Une chose qui reste sûre pour Jacques Séguéla est que l’élection est toujours dans les mains des médias. D’où l’échec du candidat des Républicains François Fillon, qui n’a pas pu sortir de sa crise. Empêtré dans ses affaires judiciaires, il n’a jamais pu prouver son honnêteté. François Fillon a ainsi été débordé par les médias, juge Jacques Séguéla.

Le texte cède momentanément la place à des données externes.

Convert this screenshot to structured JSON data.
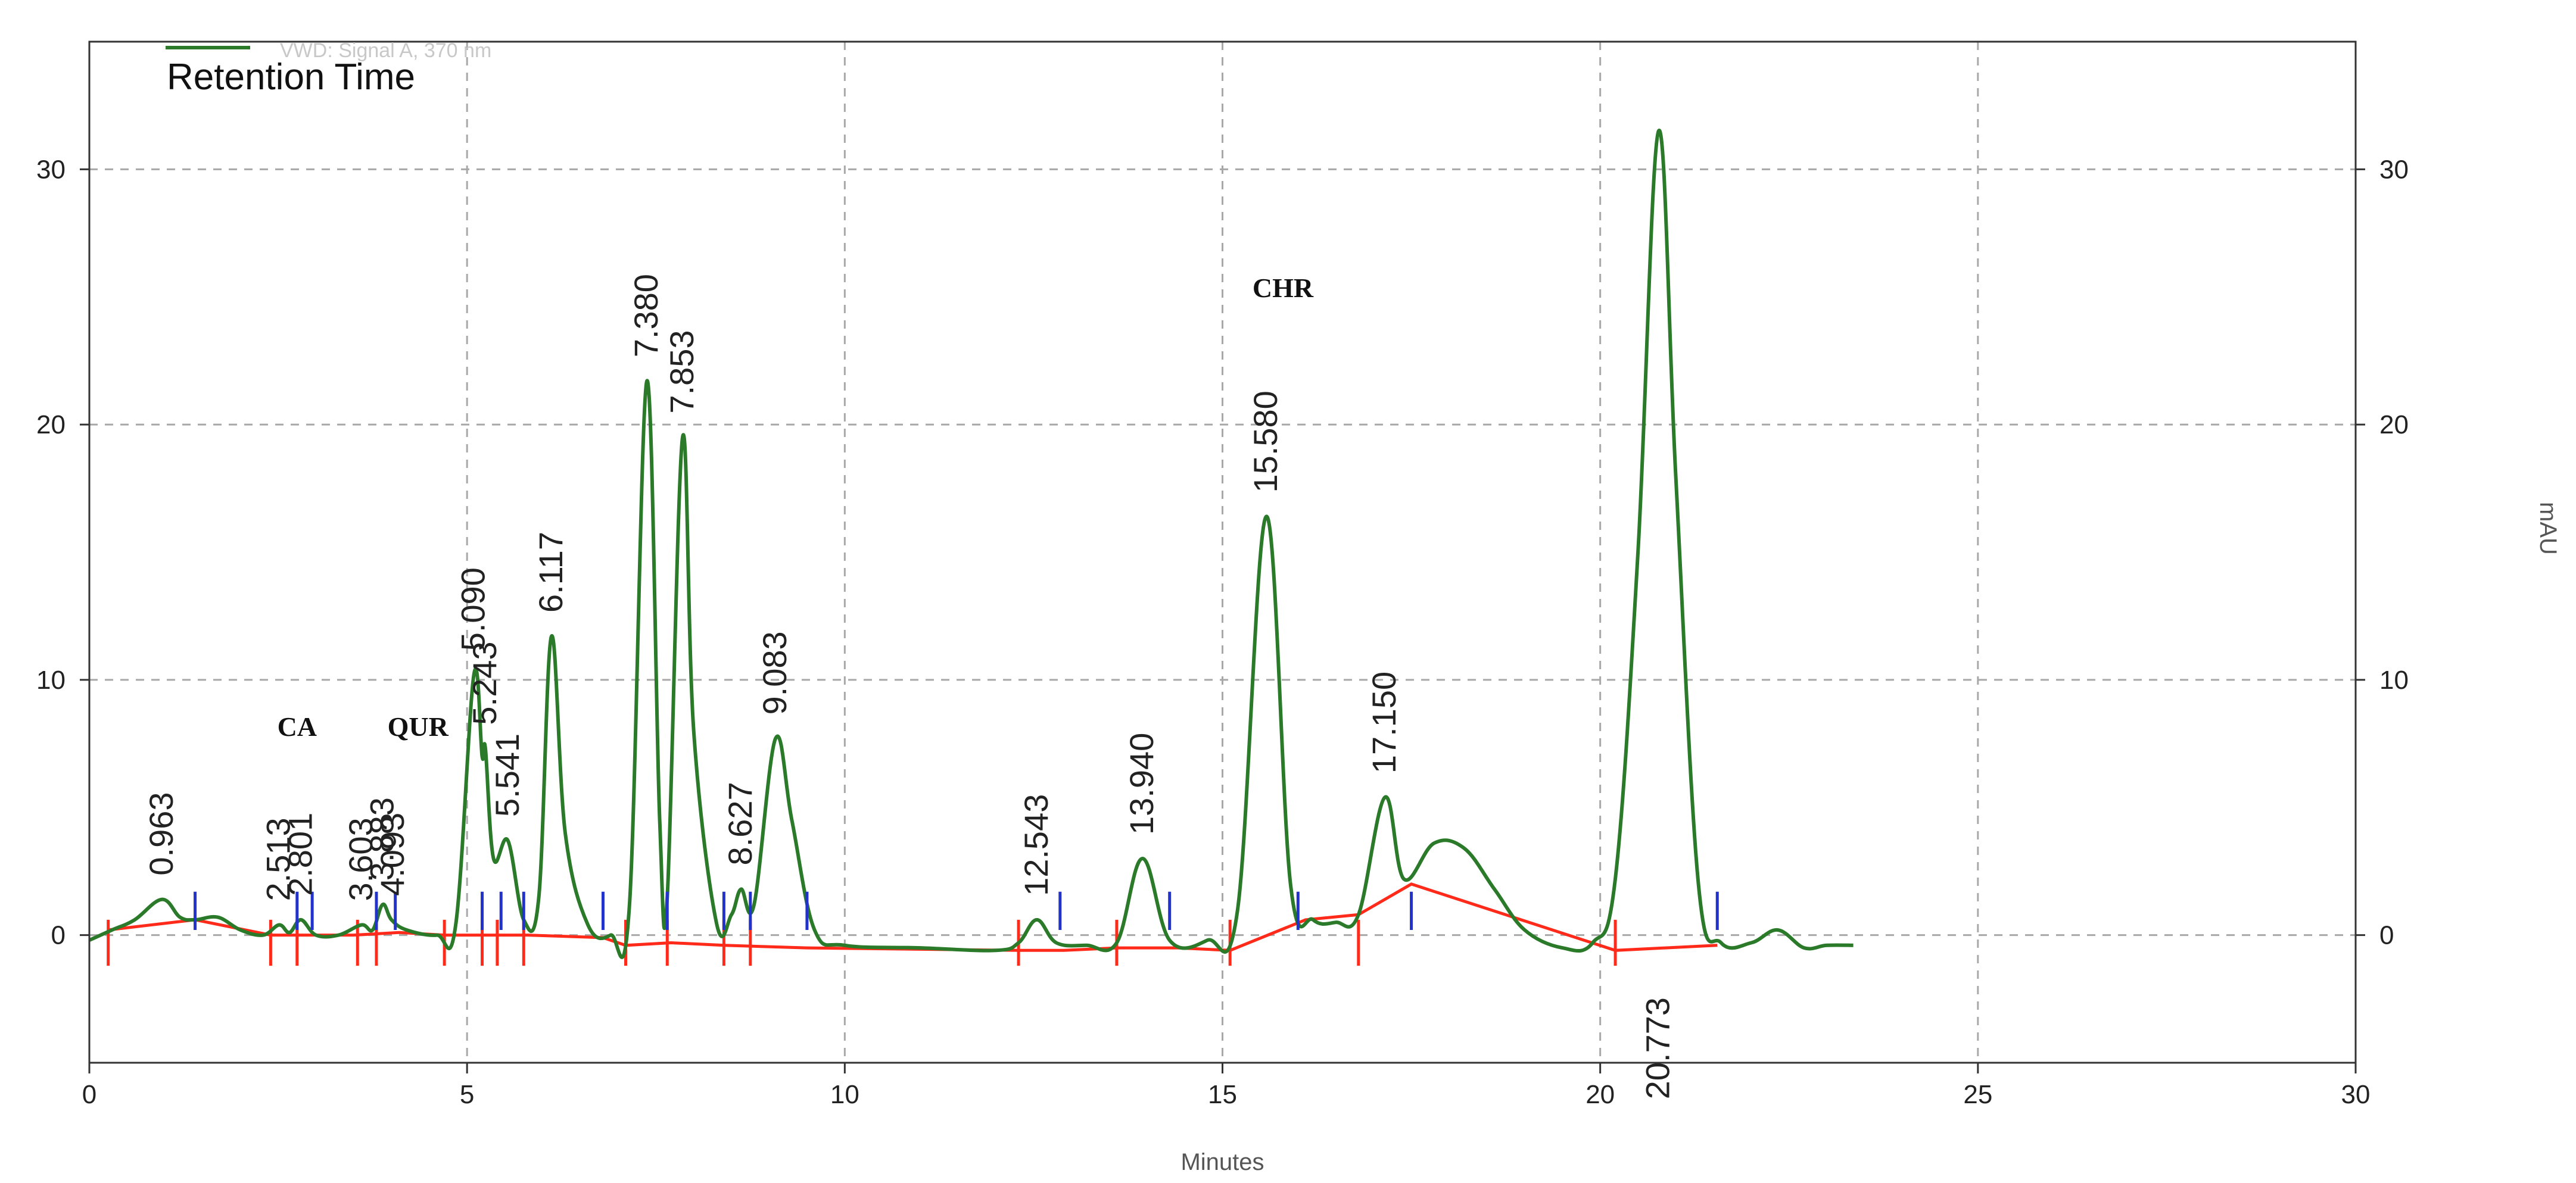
{
  "chart_data": {
    "type": "line",
    "title": "",
    "xlabel": "Minutes",
    "ylabel_right": "mAU",
    "xlim": [
      0,
      30
    ],
    "ylim": [
      -5,
      35
    ],
    "x_ticks": [
      0,
      5,
      10,
      15,
      20,
      25,
      30
    ],
    "y_ticks": [
      0,
      10,
      20,
      30
    ],
    "grid": true,
    "legend": {
      "position": "top-left",
      "entries": [
        "Retention Time"
      ],
      "faded_text": "VWD: Signal A, 370 nm",
      "colors": [
        "#2a7a2a"
      ]
    },
    "colors": {
      "trace": "#2a7a2a",
      "baseline": "#ff2a1a",
      "marker": "#2233cc",
      "grid": "#a8a8a8"
    },
    "series": [
      {
        "name": "Retention Time",
        "x": [
          0.0,
          0.3,
          0.6,
          0.963,
          1.2,
          1.4,
          1.7,
          2.0,
          2.3,
          2.513,
          2.65,
          2.801,
          3.0,
          3.3,
          3.603,
          3.75,
          3.883,
          4.0,
          4.2,
          4.6,
          4.85,
          5.09,
          5.2,
          5.243,
          5.35,
          5.541,
          5.75,
          5.95,
          6.117,
          6.3,
          6.6,
          6.9,
          7.15,
          7.38,
          7.55,
          7.65,
          7.853,
          8.0,
          8.3,
          8.5,
          8.627,
          8.8,
          9.083,
          9.3,
          9.6,
          10.0,
          11.0,
          12.0,
          12.3,
          12.543,
          12.8,
          13.2,
          13.6,
          13.94,
          14.3,
          14.8,
          15.2,
          15.58,
          15.9,
          16.2,
          16.5,
          16.8,
          17.15,
          17.4,
          17.8,
          18.2,
          18.6,
          19.0,
          19.5,
          19.9,
          20.2,
          20.5,
          20.773,
          21.0,
          21.3,
          21.6,
          22.0,
          22.35,
          22.7,
          23.0,
          23.35
        ],
        "y": [
          -0.2,
          0.2,
          0.6,
          1.4,
          0.7,
          0.6,
          0.7,
          0.2,
          0.0,
          0.4,
          0.1,
          0.6,
          0.0,
          0.0,
          0.4,
          0.2,
          1.2,
          0.6,
          0.2,
          0.0,
          0.4,
          10.2,
          7.0,
          7.3,
          3.0,
          3.7,
          0.6,
          1.5,
          11.7,
          4.0,
          0.4,
          0.0,
          1.2,
          21.7,
          4.5,
          1.5,
          19.5,
          8.0,
          0.5,
          0.8,
          1.8,
          1.2,
          7.7,
          4.5,
          0.2,
          -0.4,
          -0.5,
          -0.6,
          -0.3,
          0.6,
          -0.3,
          -0.4,
          -0.3,
          3.0,
          -0.2,
          -0.2,
          1.0,
          16.4,
          2.0,
          0.6,
          0.5,
          0.8,
          5.4,
          2.2,
          3.6,
          3.4,
          1.8,
          0.2,
          -0.5,
          -0.3,
          2.2,
          15.0,
          31.5,
          18.0,
          2.0,
          -0.3,
          -0.3,
          0.2,
          -0.5,
          -0.4,
          -0.4
        ]
      }
    ],
    "peak_labels": [
      {
        "text": "0.963",
        "x": 0.963,
        "y": 1.4
      },
      {
        "text": "2.513",
        "x": 2.513,
        "y": 0.4
      },
      {
        "text": "2.801",
        "x": 2.801,
        "y": 0.6
      },
      {
        "text": "3.603",
        "x": 3.603,
        "y": 0.4
      },
      {
        "text": "3.883",
        "x": 3.883,
        "y": 1.2
      },
      {
        "text": "4.093",
        "x": 4.02,
        "y": 0.6
      },
      {
        "text": "5.090",
        "x": 5.09,
        "y": 10.2
      },
      {
        "text": "5.243",
        "x": 5.243,
        "y": 7.3
      },
      {
        "text": "5.541",
        "x": 5.541,
        "y": 3.7
      },
      {
        "text": "6.117",
        "x": 6.117,
        "y": 11.7
      },
      {
        "text": "7.380",
        "x": 7.38,
        "y": 21.7
      },
      {
        "text": "7.853",
        "x": 7.853,
        "y": 19.5
      },
      {
        "text": "8.627",
        "x": 8.627,
        "y": 1.8
      },
      {
        "text": "9.083",
        "x": 9.083,
        "y": 7.7
      },
      {
        "text": "12.543",
        "x": 12.543,
        "y": 0.6
      },
      {
        "text": "13.940",
        "x": 13.94,
        "y": 3.0
      },
      {
        "text": "15.580",
        "x": 15.58,
        "y": 16.4
      },
      {
        "text": "17.150",
        "x": 17.15,
        "y": 5.4
      },
      {
        "text": "20.773",
        "x": 20.773,
        "y": -0.6
      }
    ],
    "annotations": [
      {
        "text": "CA",
        "x": 2.75,
        "y": 7.8
      },
      {
        "text": "QUR",
        "x": 4.35,
        "y": 7.8
      },
      {
        "text": "CHR",
        "x": 15.8,
        "y": 25.0
      }
    ],
    "peak_markers": [
      1.4,
      2.75,
      2.95,
      3.8,
      4.05,
      5.2,
      5.45,
      5.75,
      6.8,
      7.65,
      8.4,
      8.75,
      9.5,
      12.85,
      14.3,
      16.0,
      17.5,
      21.55
    ],
    "baseline_cuts": [
      0.25,
      2.4,
      2.75,
      3.55,
      3.8,
      4.7,
      5.2,
      5.4,
      5.75,
      7.1,
      7.65,
      8.4,
      8.75,
      12.3,
      13.6,
      15.1,
      16.8,
      20.2
    ]
  }
}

«Ce sont les médias qui ont favorisé l’élection d’Emmanuel Macron parce qu’ils ont tué Fillon tout comme Marine Le Pen», affirme le communicant. Cependant pour lui, les médias sont arrivés après l’opinion publique : d’abord des intellectuels, et puis l’ensemble de la population qui «s’est macronisée».

«Il ne faut pas croire que les sondages se trompent», explique Jacques Séguéla. «Les sondages sont en retard parce que ce sont les photocopies du passé». Pour lui, aujourd’hui l’élection se décide la dernière semaine, de surcroît, à en croire le communicant, 15% des votants quittent leur maison le jour de l’élection sans savoir pour qui ils vont voter. Ce qui fait que les sondages qui s’arrêtent plus de 48 heures avant le résultat ne perçoivent pas le mouvement qui va basculer.

«Le peuple veut le changement», estime Jacques Séguéla. Selon lui, ce qui a tué Hillary Clinton, ce n’est pas sa campagne mais le fait qu’elle faisait partie du clan Clinton et aussi le phénomène du «dégagisme» cher à Jean-Luc Mélenchon. 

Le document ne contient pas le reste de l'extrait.